Il ne faut pas oublier la dimension confessionnelle : ils appartiennent à la secte des vieux-croyants, des dissidents de l’Eglise orthodoxe, persécutés depuis la fin du XVIIe siècle et au moins jusqu’en 1905. On ne les massacre plus, mais les charges publiques, notamment, leur étaient interdites. Très puritains – assez proches des mouvements évangélistes contemporains, en fait – et mal à l’aise d’avoir pactisé avec le veau d’or. Une rédemption possible, c’est à travers l’art. Ce sont donc des entrepreneurs, des jeunes capitalistes, qui favorisent ou inventent un monde culturel, et qui osent aller regarder cette peinture hors d’attaches, celle des Manet, des Matisse, des Picasso.

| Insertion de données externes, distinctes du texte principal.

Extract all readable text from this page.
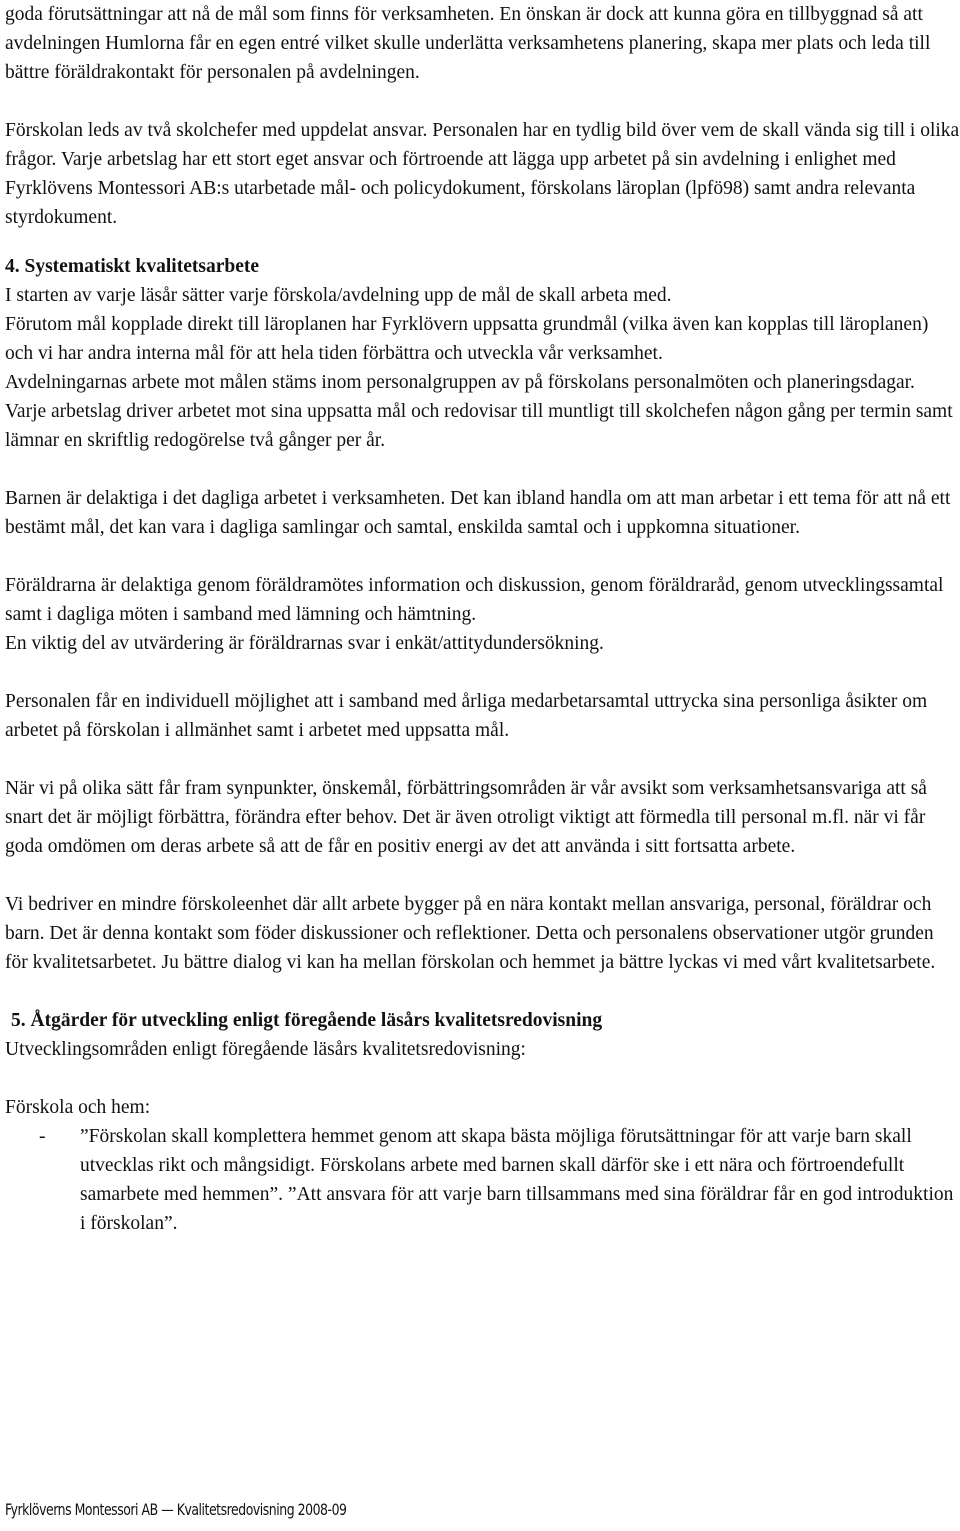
goda förutsättningar att nå de mål som finns för verksamheten. En önskan är dock att kunna göra en tillbyggnad så att avdelningen Humlorna får en egen entré vilket skulle underlätta verksamhetens planering, skapa mer plats och leda till bättre föräldrakontakt för personalen på avdelningen.

Förskolan leds av två skolchefer med uppdelat ansvar. Personalen har en tydlig bild över vem de skall vända sig till i olika frågor. Varje arbetslag har ett stort eget ansvar och förtroende att lägga upp arbetet på sin avdelning i enlighet med Fyrklövens Montessori AB:s utarbetade mål- och policydokument, förskolans läroplan (lpfö98) samt andra relevanta styrdokument.

4. Systematiskt kvalitetsarbete

I starten av varje läsår sätter varje förskola/avdelning upp de mål de skall arbeta med.

Förutom mål kopplade direkt till läroplanen har Fyrklövern uppsatta grundmål (vilka även kan kopplas till läroplanen) och vi har andra interna mål för att hela tiden förbättra och utveckla vår verksamhet.

Avdelningarnas arbete mot målen stäms inom personalgruppen av på förskolans personalmöten och planeringsdagar. Varje arbetslag driver arbetet mot sina uppsatta mål och redovisar till muntligt till skolchefen någon gång per termin samt lämnar en skriftlig redogörelse två gånger per år.

Barnen är delaktiga i det dagliga arbetet i verksamheten. Det kan ibland handla om att man arbetar i ett tema för att nå ett bestämt mål, det kan vara i dagliga samlingar och samtal, enskilda samtal och i uppkomna situationer.

Föräldrarna är delaktiga genom föräldramötes information och diskussion, genom föräldraråd, genom utvecklingssamtal samt i dagliga möten i samband med lämning och hämtning.

En viktig del av utvärdering är föräldrarnas svar i enkät/attitydundersökning.

Personalen får en individuell möjlighet att i samband med årliga medarbetarsamtal uttrycka sina personliga åsikter om arbetet på förskolan i allmänhet samt i arbetet med uppsatta mål.

När vi på olika sätt får fram synpunkter, önskemål, förbättringsområden är vår avsikt som verksamhetsansvariga att så snart det är möjligt förbättra, förändra efter behov. Det är även otroligt viktigt att förmedla till personal m.fl. när vi får goda omdömen om deras arbete så att de får en positiv energi av det att använda i sitt fortsatta arbete.

Vi bedriver en mindre förskoleenhet där allt arbete bygger på en nära kontakt mellan ansvariga, personal, föräldrar och barn. Det är denna kontakt som föder diskussioner och reflektioner. Detta och personalens observationer utgör grunden för kvalitetsarbetet. Ju bättre dialog vi kan ha mellan förskolan och hemmet ja bättre lyckas vi med vårt kvalitetsarbete.

5. Åtgärder för utveckling enligt föregående läsårs kvalitetsredovisning

Utvecklingsområden enligt föregående läsårs kvalitetsredovisning:

Förskola och hem:

- ”Förskolan skall komplettera hemmet genom att skapa bästa möjliga förutsättningar för att varje barn skall utvecklas rikt och mångsidigt. Förskolans arbete med barnen skall därför ske i ett nära och förtroendefullt samarbete med hemmen”. ”Att ansvara för att varje barn tillsammans med sina föräldrar får en god introduktion i förskolan”.

Fyrklöverns Montessori AB — Kvalitetsredovisning 2008-09
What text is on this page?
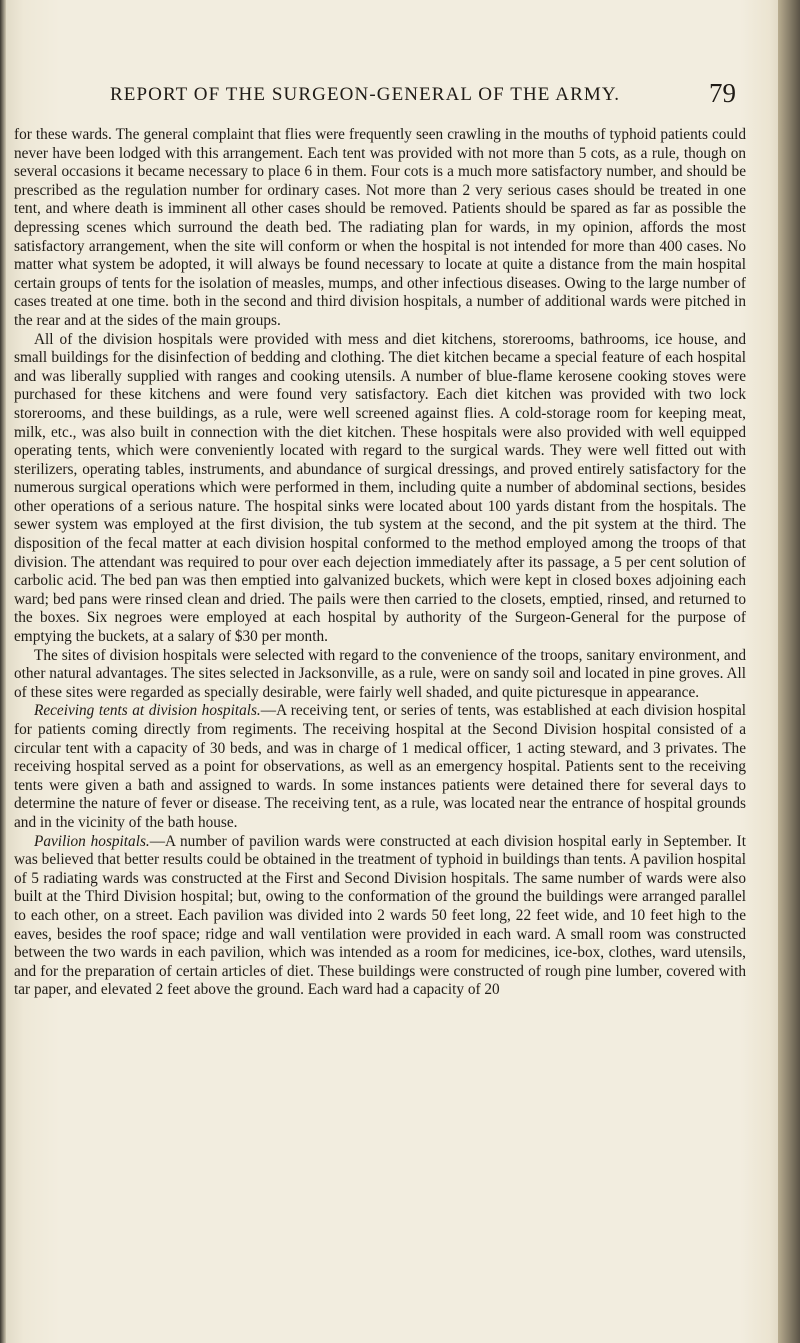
REPORT OF THE SURGEON-GENERAL OF THE ARMY.	79

for these wards. The general complaint that flies were frequently seen crawling in the mouths of typhoid patients could never have been lodged with this arrangement. Each tent was provided with not more than 5 cots, as a rule, though on several occasions it became necessary to place 6 in them. Four cots is a much more satisfactory number, and should be prescribed as the regulation number for ordinary cases. Not more than 2 very serious cases should be treated in one tent, and where death is imminent all other cases should be removed. Patients should be spared as far as possible the depressing scenes which surround the death bed. The radiating plan for wards, in my opinion, affords the most satisfactory arrangement, when the site will conform or when the hospital is not intended for more than 400 cases. No matter what system be adopted, it will always be found necessary to locate at quite a distance from the main hospital certain groups of tents for the isolation of measles, mumps, and other infectious diseases. Owing to the large number of cases treated at one time. both in the second and third division hospitals, a number of additional wards were pitched in the rear and at the sides of the main groups.

All of the division hospitals were provided with mess and diet kitchens, storerooms, bathrooms, ice house, and small buildings for the disinfection of bedding and clothing. The diet kitchen became a special feature of each hospital and was liberally supplied with ranges and cooking utensils. A number of blue-flame kerosene cooking stoves were purchased for these kitchens and were found very satisfactory. Each diet kitchen was provided with two lock storerooms, and these buildings, as a rule, were well screened against flies. A cold-storage room for keeping meat, milk, etc., was also built in connection with the diet kitchen. These hospitals were also provided with well equipped operating tents, which were conveniently located with regard to the surgical wards. They were well fitted out with sterilizers, operating tables, instruments, and abundance of surgical dressings, and proved entirely satisfactory for the numerous surgical operations which were performed in them, including quite a number of abdominal sections, besides other operations of a serious nature. The hospital sinks were located about 100 yards distant from the hospitals. The sewer system was employed at the first division, the tub system at the second, and the pit system at the third. The disposition of the fecal matter at each division hospital conformed to the method employed among the troops of that division. The attendant was required to pour over each dejection immediately after its passage, a 5 per cent solution of carbolic acid. The bed pan was then emptied into galvanized buckets, which were kept in closed boxes adjoining each ward; bed pans were rinsed clean and dried. The pails were then carried to the closets, emptied, rinsed, and returned to the boxes. Six negroes were employed at each hospital by authority of the Surgeon-General for the purpose of emptying the buckets, at a salary of $30 per month.

The sites of division hospitals were selected with regard to the convenience of the troops, sanitary environment, and other natural advantages. The sites selected in Jacksonville, as a rule, were on sandy soil and located in pine groves. All of these sites were regarded as specially desirable, were fairly well shaded, and quite picturesque in appearance.

Receiving tents at division hospitals.—A receiving tent, or series of tents, was established at each division hospital for patients coming directly from regiments. The receiving hospital at the Second Division hospital consisted of a circular tent with a capacity of 30 beds, and was in charge of 1 medical officer, 1 acting steward, and 3 privates. The receiving hospital served as a point for observations, as well as an emergency hospital. Patients sent to the receiving tents were given a bath and assigned to wards. In some instances patients were detained there for several days to determine the nature of fever or disease. The receiving tent, as a rule, was located near the entrance of hospital grounds and in the vicinity of the bath house.

Pavilion hospitals.—A number of pavilion wards were constructed at each division hospital early in September. It was believed that better results could be obtained in the treatment of typhoid in buildings than tents. A pavilion hospital of 5 radiating wards was constructed at the First and Second Division hospitals. The same number of wards were also built at the Third Division hospital; but, owing to the conformation of the ground the buildings were arranged parallel to each other, on a street. Each pavilion was divided into 2 wards 50 feet long, 22 feet wide, and 10 feet high to the eaves, besides the roof space; ridge and wall ventilation were provided in each ward. A small room was constructed between the two wards in each pavilion, which was intended as a room for medicines, ice-box, clothes, ward utensils, and for the preparation of certain articles of diet. These buildings were constructed of rough pine lumber, covered with tar paper, and elevated 2 feet above the ground. Each ward had a capacity of 20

Une dimension religieuse ?

Laquelle est pour eux de l’ordre de la révélation. De l’image transcendante et révélée. Une sorte de « tabula rasa », en outre, qui, quand on est vieux-croyant et serf, s’impose assez. L’oncle Savva dira d’ailleurs que pour que la révolution triomphe, il faut que les gens comme lui disparaissent. Cela a été le cas : il est mort dans le sud de la France sans qu’on sache bien s’il s’est suicidé ou a été assassiné. Les Morozov ont créé des écoles dans leurs usines pour que les ouvriers apprennent à lire : cela a permis à ces derniers de faire la révolution !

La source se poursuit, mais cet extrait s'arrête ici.